//Friday, January 29th @ 2:00 EST
//Digital Event
//Registration required through Eventbrite
//Suggested texts:
Sondra Perry:
Martine Syms:
Embodiment and Black Aesthetics is a presentation from Shelleen Maisha Greene (UCLA).
In this presentation, I discuss my ongoing project Embodiment and Black Aesthetics, a study of performative acts in black disasporic cultural production that challenge, subvert and expand our understanding of disembodiment. This project is engendered by the increased visibility of black subjects imperiled by state-sanctioned violence, a hypervisibility made possible by now ubiquitous mobile digital technologies and social media. Drawing upon the recent work of Uri McMillan, Zakiyyah Iman Jackson and Tavia N’yongo, the objective of my study is to examine the ways in which black diasporic cultural production contends with the problematic of visibility and embodiment for black subjects. For this presentation, I will focus on the experimental multi-media practice of artists Sondra Perry and Martine Syms. In works such as Resident Evil (2016), IT’S IN THE GAME ’18 (2018) and Graft and Ash for a Three Monitor Workstation (2016), Perry uses digital video, found internet footage, computer desktop screens, and Real Player Motion Tech (a video game technology used to create animation that mimics human body motion) to comment upon the various ways black subjectivity and corporeality are digital mediated, and how the use of digital technologies can enact counter-narratives and critiques of police violence, health precarity, and continued commoditization of black bodies. Similarly, the conceptual practice of Martine Syms, as seen in works such as Incense Sweaters & Ice (2017), Mythiccbeing (2019), and Boon (2019) uses interactive video, installation, augmented reality and facial recognition technologies to examine the digital mediation of racial and gendered identity formation, drawing upon histories of African American migration and black cultural production.
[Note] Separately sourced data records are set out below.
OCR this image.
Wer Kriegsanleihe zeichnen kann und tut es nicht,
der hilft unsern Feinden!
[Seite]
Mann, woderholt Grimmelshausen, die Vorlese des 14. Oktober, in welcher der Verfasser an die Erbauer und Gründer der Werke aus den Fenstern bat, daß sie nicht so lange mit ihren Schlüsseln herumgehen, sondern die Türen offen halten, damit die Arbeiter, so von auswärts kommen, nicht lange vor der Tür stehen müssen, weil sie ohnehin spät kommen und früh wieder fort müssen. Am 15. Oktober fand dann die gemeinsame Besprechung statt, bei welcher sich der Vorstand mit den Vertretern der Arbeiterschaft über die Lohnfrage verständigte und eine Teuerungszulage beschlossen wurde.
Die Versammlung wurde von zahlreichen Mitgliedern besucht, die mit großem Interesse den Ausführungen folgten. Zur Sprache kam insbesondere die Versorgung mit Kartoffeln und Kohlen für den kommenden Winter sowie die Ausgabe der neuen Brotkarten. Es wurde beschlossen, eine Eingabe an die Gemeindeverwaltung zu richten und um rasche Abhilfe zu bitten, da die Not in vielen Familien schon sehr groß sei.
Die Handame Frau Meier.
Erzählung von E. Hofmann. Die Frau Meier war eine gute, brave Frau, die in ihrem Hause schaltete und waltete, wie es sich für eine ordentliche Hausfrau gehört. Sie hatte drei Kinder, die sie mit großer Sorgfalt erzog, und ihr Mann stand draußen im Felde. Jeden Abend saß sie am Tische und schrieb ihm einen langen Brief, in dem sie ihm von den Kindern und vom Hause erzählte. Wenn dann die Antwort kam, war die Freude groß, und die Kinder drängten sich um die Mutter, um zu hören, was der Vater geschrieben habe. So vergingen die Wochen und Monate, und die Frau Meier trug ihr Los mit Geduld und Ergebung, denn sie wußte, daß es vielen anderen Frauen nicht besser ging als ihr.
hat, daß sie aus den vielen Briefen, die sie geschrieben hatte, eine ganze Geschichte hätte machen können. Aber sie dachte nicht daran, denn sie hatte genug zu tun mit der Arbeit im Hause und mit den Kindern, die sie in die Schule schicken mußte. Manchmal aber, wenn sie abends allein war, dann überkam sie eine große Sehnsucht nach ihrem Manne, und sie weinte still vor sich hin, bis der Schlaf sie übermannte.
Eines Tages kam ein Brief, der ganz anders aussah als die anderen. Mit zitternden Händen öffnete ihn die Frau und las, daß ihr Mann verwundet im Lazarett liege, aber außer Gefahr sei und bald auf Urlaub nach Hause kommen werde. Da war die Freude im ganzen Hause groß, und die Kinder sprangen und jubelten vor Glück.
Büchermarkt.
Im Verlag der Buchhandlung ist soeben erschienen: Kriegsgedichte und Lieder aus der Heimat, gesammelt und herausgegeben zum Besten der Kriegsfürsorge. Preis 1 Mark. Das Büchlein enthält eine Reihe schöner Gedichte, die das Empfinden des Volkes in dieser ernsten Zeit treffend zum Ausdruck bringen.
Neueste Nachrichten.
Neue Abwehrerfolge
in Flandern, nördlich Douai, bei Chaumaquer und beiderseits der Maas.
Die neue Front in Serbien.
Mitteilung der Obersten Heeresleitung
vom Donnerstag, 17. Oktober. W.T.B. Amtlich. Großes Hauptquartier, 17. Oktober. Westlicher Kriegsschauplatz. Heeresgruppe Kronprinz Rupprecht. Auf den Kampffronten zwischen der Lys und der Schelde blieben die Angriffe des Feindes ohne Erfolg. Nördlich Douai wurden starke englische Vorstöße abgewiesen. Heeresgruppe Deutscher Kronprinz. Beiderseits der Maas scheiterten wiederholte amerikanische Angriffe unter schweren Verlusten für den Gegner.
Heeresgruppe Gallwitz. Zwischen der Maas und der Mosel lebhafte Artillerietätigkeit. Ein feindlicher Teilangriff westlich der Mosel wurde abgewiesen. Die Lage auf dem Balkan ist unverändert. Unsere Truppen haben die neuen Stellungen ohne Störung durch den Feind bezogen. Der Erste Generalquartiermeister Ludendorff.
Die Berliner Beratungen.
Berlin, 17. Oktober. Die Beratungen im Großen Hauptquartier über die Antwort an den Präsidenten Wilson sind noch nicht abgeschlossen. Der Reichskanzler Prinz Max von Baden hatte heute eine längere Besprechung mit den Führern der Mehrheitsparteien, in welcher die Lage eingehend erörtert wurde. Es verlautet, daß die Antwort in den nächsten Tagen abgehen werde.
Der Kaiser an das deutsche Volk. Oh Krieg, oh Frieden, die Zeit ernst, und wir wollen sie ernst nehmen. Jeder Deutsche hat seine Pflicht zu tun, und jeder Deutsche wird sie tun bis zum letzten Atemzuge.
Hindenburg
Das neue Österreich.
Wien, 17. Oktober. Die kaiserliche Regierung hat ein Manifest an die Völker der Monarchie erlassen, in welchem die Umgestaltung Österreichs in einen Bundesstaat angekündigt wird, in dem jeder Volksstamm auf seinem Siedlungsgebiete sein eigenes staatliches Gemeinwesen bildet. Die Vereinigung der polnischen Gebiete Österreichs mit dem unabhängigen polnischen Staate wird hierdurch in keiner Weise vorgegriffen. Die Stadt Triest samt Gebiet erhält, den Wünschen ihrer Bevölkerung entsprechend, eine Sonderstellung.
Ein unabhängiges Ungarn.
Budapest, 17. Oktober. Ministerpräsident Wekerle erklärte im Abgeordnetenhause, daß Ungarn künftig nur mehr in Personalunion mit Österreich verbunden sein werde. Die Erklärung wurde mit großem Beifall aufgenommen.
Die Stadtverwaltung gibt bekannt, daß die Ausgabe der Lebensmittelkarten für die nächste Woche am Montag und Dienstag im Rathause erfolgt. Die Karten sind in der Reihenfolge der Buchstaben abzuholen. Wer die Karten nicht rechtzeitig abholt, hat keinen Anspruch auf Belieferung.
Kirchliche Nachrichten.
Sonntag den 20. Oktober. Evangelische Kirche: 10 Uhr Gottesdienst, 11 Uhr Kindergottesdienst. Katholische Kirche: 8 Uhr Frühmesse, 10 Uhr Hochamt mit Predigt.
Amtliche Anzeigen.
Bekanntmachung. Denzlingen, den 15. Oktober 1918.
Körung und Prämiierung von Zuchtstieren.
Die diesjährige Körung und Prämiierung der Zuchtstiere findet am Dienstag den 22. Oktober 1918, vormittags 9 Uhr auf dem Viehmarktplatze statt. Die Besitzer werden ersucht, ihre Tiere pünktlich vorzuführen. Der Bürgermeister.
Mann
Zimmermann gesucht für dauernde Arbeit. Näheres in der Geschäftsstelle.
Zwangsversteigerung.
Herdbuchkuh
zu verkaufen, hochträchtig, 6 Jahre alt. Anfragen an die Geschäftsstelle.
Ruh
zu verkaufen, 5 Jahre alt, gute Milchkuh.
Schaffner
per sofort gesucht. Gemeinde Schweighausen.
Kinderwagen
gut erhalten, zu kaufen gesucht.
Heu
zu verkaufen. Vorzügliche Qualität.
About the GEM Lab 2020-21 Seminar Series: The 2020-21 GEM Seminar is organized around the problem of Race Critical Theories. Among other inspirations, it borrows its conceptual orientation from Philomena Essed and David Theo Goldberg’s 2001 eponymous collection. The volume, which both gathered seminal scholarship on race and racism from the 1980s and 1990s, alongside newly commissioned responses to that work, sought to “look back reflectively as a way forward.” Our seminar returns to this historically grounded but present-focused intervention in order to look back, as a way forward, again. We are equally inspired by the project’s challenge to nation-centric (e.g. the United States) understandings of race and racial discourse. Instead, it draws on a transnational network of scholars and activists to explore a set of multi-sited and global dynamics, demonstrating that “there is no singular national space that does or should dominate the thinking about race and racism.” This formulation is critical to GEM’s mission and informs the organization of this years’ remote lectures and workshops. Race Critical Theories works both to examine the specificities of race and racism in Canada and the US – settler colonialism, anti-Blackness, racial capitalism, white supremacy, ethno-nationalism, among other crucial issues – but also to locate these paradigms and expand our frames to other sub- and trans-national structures. This includes what Denise Ferreira da Silva terms the global idea of race. Finally, we take as our starting point the global Black Lives Matter protests in the wake of George Floyd’s murder, as well as the deeply violent inequalities exposed by the present pandemic’s disproportionate assault on Black and Indigenous communities, People of Color, Migrants, Queer and Trans* people, among many others marginalized by cisheteropatriarchy and white supremacy.